Güncelleme Tarihi:
El değmemiş vahşi doğası, sık sık meydana gelen küçük volkan patlamalarının oluşturduğu engebeli yüzeyi ve güneşli sıcak iklimiyle, İtalya'nın Stromboli ve Filicudi adaları dünyanın dört bir yanından turistlerin gözdesi. Ancak Sicilya'nın Aeolian takımadasının parçası olan Stromboli ve Filicudi'nin bu kadar popüler olmasını sağlayan şey ne doğası ne havası...
İnsanlar bu adalara afrodizyak özellikleri olduğuna inanarak akın ediyor!
"Doğurganlık atolleri" olarak da bilinen iki adanın ziyaretçilerinin kısmetini açtığı, cinsel gücünü artırdığı, çocuk sahibi olmasını kolaylaştırdığı gibi birçok inanç bulunuyor. Adaların yerel sakinleri, libidosunu yükseltmek isteyenlerin soluğu burada aldığını belirtiyor.
Sakinlerin bir diğer iddiası da adalardaki rahatlatıcı ortam sayesinde, çiftlerin yatak odalarında daha maceracı hale geldikleri yönünde. Bunun nasıl olduğunu kendileri de açıklayabilmiş değiller. Ama adaların sıcak termal suları, lavların oluşturduğu görülmeye değer yer şekilleri, yeraltı mağaraları ve hoş kokulu çiçekleri ile insanların iştahını kabarttığı ortada.
Tez zamanda çocuk sahibi olmaya heves eden yeni evli çiftleri ve hayallerindeki kişiye kavuşmak isteyen bekarları deniz kıyısında durup açıklardaki kaya balyalarına karşı dua ederken görmek de çok olası.

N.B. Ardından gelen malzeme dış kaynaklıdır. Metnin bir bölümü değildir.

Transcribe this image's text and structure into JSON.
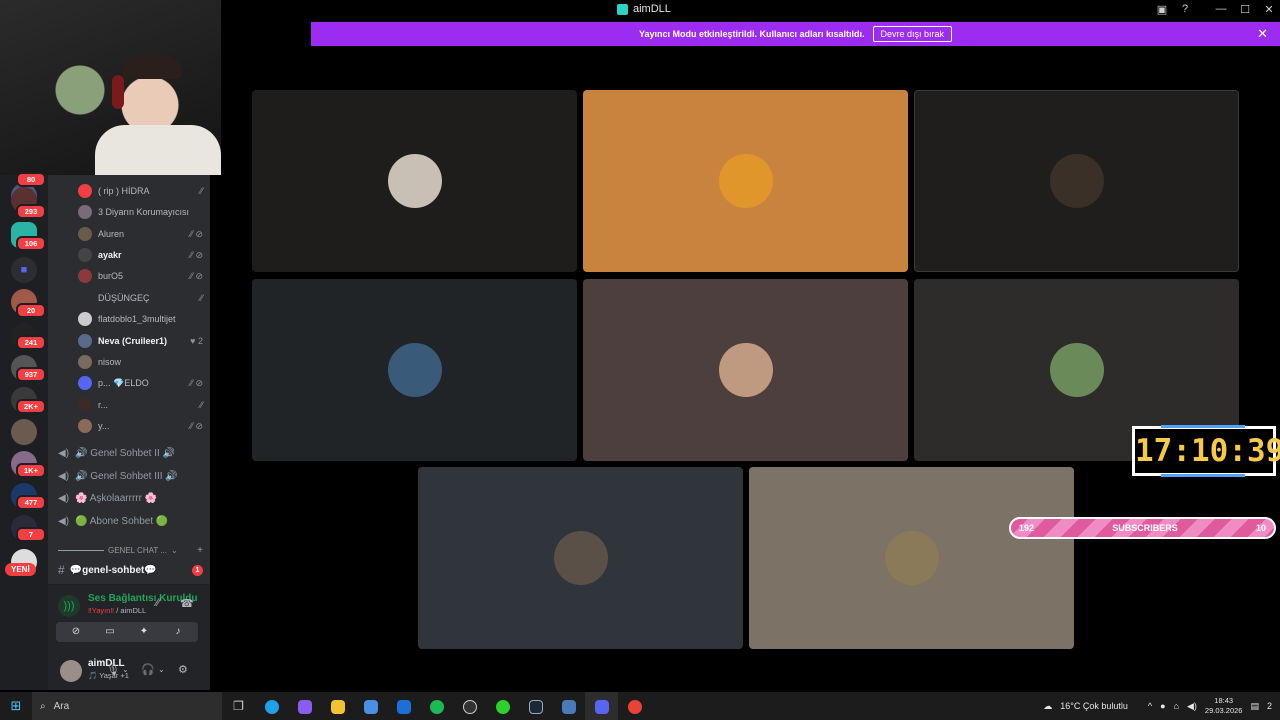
{
  "window": {
    "title": "aimDLL"
  },
  "banner": {
    "text": "Yayıncı Modu etkinleştirildi. Kullanıcı adları kısaltıldı.",
    "button": "Devre dışı bırak"
  },
  "server_badges": [
    "80",
    "293",
    "106",
    "20",
    "241",
    "937",
    "2K+",
    "1K+",
    "477",
    "7"
  ],
  "yeni_label": "YENİ",
  "voice_users": [
    {
      "name": "( rip ) HİDRA",
      "icons": "⁄⁄"
    },
    {
      "name": "3 Diyarın Korumayıcısı",
      "icons": ""
    },
    {
      "name": "Aluren",
      "icons": "⁄⁄ ⊘"
    },
    {
      "name": "ayakr",
      "icons": "⁄⁄ ⊘",
      "bold": true
    },
    {
      "name": "burO5",
      "icons": "⁄⁄ ⊘"
    },
    {
      "name": "DÜŞÜNGEÇ",
      "icons": "⁄⁄"
    },
    {
      "name": "flatdoblo1_3multijet",
      "icons": ""
    },
    {
      "name": "Neva (Cruileer1)",
      "icons": "♥ 2",
      "bold": true
    },
    {
      "name": "nisow",
      "icons": ""
    },
    {
      "name": "p... 💎ELDO",
      "icons": "⁄⁄ ⊘"
    },
    {
      "name": "r...",
      "icons": "⁄⁄"
    },
    {
      "name": "y...",
      "icons": "⁄⁄ ⊘"
    }
  ],
  "voice_channels": [
    "🔊 Genel Sohbet II 🔊",
    "🔊 Genel Sohbet III 🔊",
    "🌸 Aşkolaarrrrr 🌸",
    "🟢 Abone Sohbet 🟢"
  ],
  "category": {
    "label": "GENEL CHAT ..."
  },
  "text_channel": {
    "label": "💬genel-sohbet💬",
    "unread": "1"
  },
  "voice_panel": {
    "status": "Ses Bağlantısı Kuruldu",
    "sub_live": "‼Yayın‼",
    "sub_server": " / aimDLL"
  },
  "user_panel": {
    "name": "aimDLL",
    "status": "🎵 Yaşar +1"
  },
  "overlay": {
    "clock": "17:10:39",
    "sub_left": "192",
    "sub_label": "SUBSCRIBERS",
    "sub_right": "10"
  },
  "tile_colors": [
    "#1f1d1c",
    "#c8843e",
    "#1f1e1c",
    "#212426",
    "#4d3f3d",
    "#2d2c2b",
    "#30343b",
    "#7d7266"
  ],
  "taskbar": {
    "search_placeholder": "Ara",
    "weather": "16°C  Çok bulutlu",
    "time": "18:43",
    "date": "29.03.2026",
    "notif": "2"
  }
}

LAVLAR HAREKET ETTİKÇE İNSANLARIN KALP ATIŞLARI HIZLANIYOR
Dünyanın en aktif volkanlarından biri olan Stromboli'nin adalar arasında en afrodizyak olanı olduğu söyleniyor. Adada neredeyse her 15 dakikada bir ufak bir patlama oluyor. Dumanlı lav gülleleri yerden yüzeye doğru son hızla çıkarken yer sarsılıyor, adadakilerin de kalp atışları hızlanıyor.
Volkanların etrafı kırmızı, sarı, turuncu, siyah ve yeşil kumlarla ve üzeri pembe çiçeklerle kaplı kayalarla çevrili. Soğumuş lav akıntıları yüzeyde derin kesikler gibi görünen ve İtalyanca "sciare" olarak adlandırılan izler bırakıyor.
Karada baskın olan parlak siyahlar, denizin pırıl pırıl turkuaz sularıyla ve limandan Piscita kumsalına doğru inci gibi dizilmiş beyaz evlerle muhteşem bir zıtlık oluşturuyor. Geceleri adadaki turistler için tekne turları düzenleniyor. Bu turlarda hem gökteki yıldızlar hem de püsküren lavlar nefis bir seyir keyfi sunuyor.
"ÇOK YARAMAZ BİR ÇOCUK"
"Kara Dev" olarak bilinen Stromboli her püskürdüğünde, yer altında biriken ısı, minik hava baloncukları halinde su altına salınıyor. Geceleri hava serinlediğinde yollar ve kaldırımlara temas edildiğinde oldukça sıcak oldukları hissedilebiliyor. Binaların taş duvarları da ısı yayıyor.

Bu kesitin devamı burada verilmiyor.